L’éducation du jeune africain : le modèle statistique comme préalable


Jeune africain, réveille toi l’heure à sonner ! Les modèles statistiques nous apprennent que la proportion entre deux phénomènes qu’elle soit satisfaisante ou non-satisfaisante peut donner naissance à un autre phénomène. Nous constatons la réalité de cette logique dans nos sociétés africaines aujourd’hui. Celles qui ont beaucoup investi dans l’éducation ont à leur tour moins investi dans la construction des prisons et dans la gestion des dépenses qui y sont liées. Nous aimons parler des maux et des irrégularités de l’Afrique mais les causes profondes ne sont jamais mises en exergue. L’Afrique des statistiques ! L’éducation est la base de tout.

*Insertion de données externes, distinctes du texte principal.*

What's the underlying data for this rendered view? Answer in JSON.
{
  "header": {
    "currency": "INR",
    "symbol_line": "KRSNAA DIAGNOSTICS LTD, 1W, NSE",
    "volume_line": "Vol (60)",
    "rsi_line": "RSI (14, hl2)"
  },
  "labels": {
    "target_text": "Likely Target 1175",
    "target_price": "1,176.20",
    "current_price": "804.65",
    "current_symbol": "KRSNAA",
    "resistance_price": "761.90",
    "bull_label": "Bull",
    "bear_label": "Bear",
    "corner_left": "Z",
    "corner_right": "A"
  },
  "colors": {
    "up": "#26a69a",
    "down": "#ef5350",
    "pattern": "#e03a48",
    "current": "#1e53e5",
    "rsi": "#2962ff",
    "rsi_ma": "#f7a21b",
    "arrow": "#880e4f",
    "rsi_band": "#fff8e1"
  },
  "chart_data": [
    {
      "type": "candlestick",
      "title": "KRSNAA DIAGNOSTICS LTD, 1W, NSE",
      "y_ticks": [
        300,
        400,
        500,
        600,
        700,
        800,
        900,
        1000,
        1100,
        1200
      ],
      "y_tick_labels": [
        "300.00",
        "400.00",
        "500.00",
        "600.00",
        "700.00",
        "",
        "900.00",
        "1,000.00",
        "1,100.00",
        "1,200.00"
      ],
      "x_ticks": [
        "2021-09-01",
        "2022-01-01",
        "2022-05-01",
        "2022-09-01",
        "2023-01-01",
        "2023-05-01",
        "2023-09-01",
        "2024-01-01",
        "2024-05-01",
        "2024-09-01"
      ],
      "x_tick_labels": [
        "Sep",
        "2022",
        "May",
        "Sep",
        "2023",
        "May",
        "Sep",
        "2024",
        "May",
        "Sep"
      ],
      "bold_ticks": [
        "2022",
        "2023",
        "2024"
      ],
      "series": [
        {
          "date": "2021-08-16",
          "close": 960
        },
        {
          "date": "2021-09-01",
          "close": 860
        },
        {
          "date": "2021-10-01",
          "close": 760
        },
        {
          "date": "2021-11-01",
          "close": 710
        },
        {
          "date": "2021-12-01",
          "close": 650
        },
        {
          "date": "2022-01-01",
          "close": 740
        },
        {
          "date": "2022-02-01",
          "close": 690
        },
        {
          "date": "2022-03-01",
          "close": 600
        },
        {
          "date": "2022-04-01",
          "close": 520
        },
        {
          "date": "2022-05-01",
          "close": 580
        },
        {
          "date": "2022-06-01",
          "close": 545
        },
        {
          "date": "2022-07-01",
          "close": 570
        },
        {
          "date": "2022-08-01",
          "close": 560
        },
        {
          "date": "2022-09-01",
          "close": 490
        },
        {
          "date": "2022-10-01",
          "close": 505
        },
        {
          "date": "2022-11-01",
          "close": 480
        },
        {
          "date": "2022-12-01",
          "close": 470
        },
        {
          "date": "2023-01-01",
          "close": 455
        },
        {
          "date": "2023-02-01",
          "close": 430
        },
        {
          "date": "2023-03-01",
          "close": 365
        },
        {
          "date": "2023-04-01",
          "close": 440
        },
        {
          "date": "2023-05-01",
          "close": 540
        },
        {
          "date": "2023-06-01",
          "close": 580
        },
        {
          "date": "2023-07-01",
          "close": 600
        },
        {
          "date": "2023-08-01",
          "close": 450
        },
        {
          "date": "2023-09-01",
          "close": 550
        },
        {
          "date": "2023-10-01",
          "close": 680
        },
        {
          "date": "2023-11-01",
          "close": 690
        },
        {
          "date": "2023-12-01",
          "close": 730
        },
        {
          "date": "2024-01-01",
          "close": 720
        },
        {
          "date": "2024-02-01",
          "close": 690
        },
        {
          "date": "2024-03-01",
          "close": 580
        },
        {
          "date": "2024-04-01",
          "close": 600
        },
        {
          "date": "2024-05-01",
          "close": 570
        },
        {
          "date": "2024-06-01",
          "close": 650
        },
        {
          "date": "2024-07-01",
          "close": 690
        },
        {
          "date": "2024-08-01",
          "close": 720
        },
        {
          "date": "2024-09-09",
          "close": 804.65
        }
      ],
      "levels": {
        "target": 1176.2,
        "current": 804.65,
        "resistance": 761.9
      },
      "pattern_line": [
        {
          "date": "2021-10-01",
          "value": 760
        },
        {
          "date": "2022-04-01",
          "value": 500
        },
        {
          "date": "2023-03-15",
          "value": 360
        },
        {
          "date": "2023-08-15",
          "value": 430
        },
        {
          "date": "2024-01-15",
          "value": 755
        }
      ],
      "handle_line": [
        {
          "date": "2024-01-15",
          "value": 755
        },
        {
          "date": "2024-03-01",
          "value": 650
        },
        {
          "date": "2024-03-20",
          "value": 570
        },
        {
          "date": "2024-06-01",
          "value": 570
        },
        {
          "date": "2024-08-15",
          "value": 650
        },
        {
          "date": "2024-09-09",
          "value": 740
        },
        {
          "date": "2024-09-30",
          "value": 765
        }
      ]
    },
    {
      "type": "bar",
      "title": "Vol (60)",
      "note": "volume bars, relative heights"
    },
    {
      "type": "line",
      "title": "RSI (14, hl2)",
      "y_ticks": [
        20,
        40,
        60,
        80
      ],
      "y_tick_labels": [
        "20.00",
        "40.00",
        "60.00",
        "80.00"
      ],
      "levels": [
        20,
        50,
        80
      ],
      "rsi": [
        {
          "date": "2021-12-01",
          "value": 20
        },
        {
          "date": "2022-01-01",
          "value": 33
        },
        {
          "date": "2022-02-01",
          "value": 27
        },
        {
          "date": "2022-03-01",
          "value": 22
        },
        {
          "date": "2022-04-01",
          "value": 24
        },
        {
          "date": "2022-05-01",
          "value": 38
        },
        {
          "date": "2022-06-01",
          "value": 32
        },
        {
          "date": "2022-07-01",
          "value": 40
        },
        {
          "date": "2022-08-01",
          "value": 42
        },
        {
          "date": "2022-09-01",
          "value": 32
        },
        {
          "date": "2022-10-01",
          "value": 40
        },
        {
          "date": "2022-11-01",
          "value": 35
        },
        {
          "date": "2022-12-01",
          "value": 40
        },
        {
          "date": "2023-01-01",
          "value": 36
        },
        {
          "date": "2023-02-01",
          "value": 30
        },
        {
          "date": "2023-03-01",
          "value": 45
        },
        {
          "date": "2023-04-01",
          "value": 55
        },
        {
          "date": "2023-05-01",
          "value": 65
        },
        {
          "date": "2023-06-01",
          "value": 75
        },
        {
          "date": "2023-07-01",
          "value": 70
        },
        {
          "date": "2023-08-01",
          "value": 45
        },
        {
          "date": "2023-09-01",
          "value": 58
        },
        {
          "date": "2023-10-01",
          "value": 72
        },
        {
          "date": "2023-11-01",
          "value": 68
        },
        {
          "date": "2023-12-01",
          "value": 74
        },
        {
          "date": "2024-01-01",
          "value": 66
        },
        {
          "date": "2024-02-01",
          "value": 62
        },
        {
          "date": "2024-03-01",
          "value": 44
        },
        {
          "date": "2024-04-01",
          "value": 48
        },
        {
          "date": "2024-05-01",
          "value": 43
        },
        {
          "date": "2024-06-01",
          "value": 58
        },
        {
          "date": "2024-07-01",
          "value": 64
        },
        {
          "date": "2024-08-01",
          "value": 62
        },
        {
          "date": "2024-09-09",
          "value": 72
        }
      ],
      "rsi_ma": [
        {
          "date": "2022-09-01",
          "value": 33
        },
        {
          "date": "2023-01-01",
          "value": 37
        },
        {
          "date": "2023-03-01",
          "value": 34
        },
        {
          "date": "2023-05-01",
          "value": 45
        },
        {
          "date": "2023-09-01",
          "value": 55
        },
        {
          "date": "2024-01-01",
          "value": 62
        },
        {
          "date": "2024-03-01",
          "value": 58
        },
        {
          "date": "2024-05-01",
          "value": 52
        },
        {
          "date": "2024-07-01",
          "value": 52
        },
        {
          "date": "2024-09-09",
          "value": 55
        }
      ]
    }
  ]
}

Dans les sociétés dites traditionnelles la socialisation est nécessairement décomposée en différents processus qui délimitent la fabrique d’un être social pouvant s’adapter à son environnement respectif (le seul moyen pouvant aider à comprendre la complexité de l’éducation africaine). La faillite de nos systèmes éducatifs n’est pas la conséquence de la mauvaise conduite des éduqués mais plutôt la conséquence des mauvaises mesures politiques qui ont toujours donné la primauté aux valeurs extérieures « on pourrait dire étranges » qui ont abouti à la construction des imaginaires hybrides non identifiables. Le petit africain (jeune africain) n’a aucune notion au départ de ce qu’il apprend à l’école car il est contraint à démystifier d’abord les contours de la langue par laquelle on lui expose la connaissance. Mettons la question de la langue de côté, car ce n’est que le côté émergent de l’iceberg. La présence des jeunes africains dans les rues souvent autour du thé, dans les bars, dans des « zones de consommation de stupéfiant » doit être un symbole de la concentration de la misère en Afrique. Nous ne disons pas que ces jeunes ne font rien mais il faut savoir qu’ils sont conditionnés à être dans cette vie insensée. Tant qu’il n’y ait pas un rapport entre le marché de l’emploi et les formations dispensées dans les établissements d’enseignement, la proportion de cette vie misérable serait en constante évolution (ne souhaitons pas cela).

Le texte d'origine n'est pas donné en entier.